🤖 AI Summary
This work addresses the limitations of existing speech recognition benchmarks for Indian languages, which predominantly rely on clean, read-style speech and word error rate (WER) evaluation against a single reference transcript—failing to account for prevalent orthographic variations, especially in code-mixed English. To bridge this gap, the authors introduce the first large-scale, real-world Indian speech benchmark, comprising 306,230 utterances (536 hours) from 36,691 speakers across 139 district clusters in 15 major Indian languages. The dataset consists of spontaneous telephone conversations and employs multi-reference transcriptions to accommodate spelling variability. This benchmark enables fine-grained performance analysis along dimensions such as administrative region, audio quality, speaking rate, gender, and device type, revealing substantial disparities in current ASR systems across demographic, geographic, and acoustic conditions, thereby establishing critical data and evaluation standards for real-world Indian language speech recognition.
📝 Abstract
Existing Indic ASR benchmarks often use scripted, clean speech and leaderboard driven evaluation that encourages dataset specific overfitting. In addition, strict single reference WER penalizes natural spelling variation in Indian languages, including non standardized spellings of code-mixed English origin words.

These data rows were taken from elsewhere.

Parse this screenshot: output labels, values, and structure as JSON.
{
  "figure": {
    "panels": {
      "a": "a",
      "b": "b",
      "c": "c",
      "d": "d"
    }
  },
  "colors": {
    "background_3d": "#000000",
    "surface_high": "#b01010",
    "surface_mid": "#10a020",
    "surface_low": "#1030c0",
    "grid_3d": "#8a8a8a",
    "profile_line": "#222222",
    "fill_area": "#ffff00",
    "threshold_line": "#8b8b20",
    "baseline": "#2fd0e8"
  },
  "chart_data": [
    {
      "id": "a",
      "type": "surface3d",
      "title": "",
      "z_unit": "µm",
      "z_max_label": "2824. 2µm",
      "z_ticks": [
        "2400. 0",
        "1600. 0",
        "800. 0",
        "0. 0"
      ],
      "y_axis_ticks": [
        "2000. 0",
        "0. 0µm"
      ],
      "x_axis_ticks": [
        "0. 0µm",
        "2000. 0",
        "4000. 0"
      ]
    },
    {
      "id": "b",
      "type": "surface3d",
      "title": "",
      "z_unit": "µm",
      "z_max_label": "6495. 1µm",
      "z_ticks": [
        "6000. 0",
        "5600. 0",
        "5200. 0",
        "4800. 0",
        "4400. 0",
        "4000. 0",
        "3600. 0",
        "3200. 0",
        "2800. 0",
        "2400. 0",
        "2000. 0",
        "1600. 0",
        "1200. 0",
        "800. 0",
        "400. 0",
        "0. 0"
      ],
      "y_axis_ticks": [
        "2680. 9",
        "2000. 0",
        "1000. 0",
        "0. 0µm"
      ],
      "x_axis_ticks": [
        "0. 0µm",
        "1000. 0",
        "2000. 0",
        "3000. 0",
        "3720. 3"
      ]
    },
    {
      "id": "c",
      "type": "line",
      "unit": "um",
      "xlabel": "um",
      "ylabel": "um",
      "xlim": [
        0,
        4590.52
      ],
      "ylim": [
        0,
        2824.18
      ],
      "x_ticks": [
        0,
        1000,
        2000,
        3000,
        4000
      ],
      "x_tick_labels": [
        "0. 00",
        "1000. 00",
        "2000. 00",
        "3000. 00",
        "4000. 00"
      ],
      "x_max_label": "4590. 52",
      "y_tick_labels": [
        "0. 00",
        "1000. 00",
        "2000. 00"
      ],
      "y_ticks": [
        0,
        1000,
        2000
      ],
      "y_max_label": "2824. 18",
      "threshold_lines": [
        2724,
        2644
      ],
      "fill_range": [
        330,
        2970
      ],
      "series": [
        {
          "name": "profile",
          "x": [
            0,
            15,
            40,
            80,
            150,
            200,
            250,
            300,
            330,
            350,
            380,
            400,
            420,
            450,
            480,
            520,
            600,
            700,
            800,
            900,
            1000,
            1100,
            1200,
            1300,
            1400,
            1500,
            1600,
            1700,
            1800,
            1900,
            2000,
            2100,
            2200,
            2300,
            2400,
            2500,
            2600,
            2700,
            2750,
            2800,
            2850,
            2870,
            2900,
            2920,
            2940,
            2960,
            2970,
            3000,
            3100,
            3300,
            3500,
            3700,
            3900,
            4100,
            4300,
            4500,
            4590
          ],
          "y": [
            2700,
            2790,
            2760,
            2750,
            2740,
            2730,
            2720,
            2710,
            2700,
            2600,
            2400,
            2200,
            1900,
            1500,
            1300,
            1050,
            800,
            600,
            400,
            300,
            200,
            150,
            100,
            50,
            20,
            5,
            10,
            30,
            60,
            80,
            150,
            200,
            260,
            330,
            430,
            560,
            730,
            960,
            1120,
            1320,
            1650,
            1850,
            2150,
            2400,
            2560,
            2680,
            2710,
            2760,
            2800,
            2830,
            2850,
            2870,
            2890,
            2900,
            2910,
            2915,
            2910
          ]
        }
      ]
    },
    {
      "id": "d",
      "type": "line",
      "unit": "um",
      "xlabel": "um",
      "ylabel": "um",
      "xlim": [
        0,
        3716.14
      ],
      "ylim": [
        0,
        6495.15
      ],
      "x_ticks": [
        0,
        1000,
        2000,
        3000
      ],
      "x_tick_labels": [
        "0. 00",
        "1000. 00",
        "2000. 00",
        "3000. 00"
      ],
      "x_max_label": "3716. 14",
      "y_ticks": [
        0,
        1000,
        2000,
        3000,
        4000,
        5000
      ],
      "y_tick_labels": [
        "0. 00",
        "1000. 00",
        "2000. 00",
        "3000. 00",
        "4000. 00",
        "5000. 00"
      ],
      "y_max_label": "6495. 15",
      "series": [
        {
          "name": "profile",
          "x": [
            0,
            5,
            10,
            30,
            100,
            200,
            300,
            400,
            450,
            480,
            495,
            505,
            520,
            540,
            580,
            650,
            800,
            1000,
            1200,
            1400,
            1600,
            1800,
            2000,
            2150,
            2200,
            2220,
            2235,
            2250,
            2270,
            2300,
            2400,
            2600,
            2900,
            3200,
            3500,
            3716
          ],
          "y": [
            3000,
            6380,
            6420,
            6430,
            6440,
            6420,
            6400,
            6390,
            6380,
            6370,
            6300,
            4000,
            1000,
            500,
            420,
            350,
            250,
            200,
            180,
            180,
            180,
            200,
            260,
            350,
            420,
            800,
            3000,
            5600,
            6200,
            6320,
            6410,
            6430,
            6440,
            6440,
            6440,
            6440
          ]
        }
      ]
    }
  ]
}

To address these limitations, we introduce Voice of India, a closed source benchmark built from unscripted telephonic conversations covering 15 major Indian languages across 139 regional clusters. The dataset contains 306230 utterances, totaling 536 hours of speech from 36691 speakers with transcripts accounting for spelling variations. We also analyze performance geographically at the district level, revealing disparities. Finally, we provide detailed analysis across factors such as audio quality, speaking rate, gender, and device type, highlighting where current ASR systems struggle and offering insights for improving real world Indic ASR systems.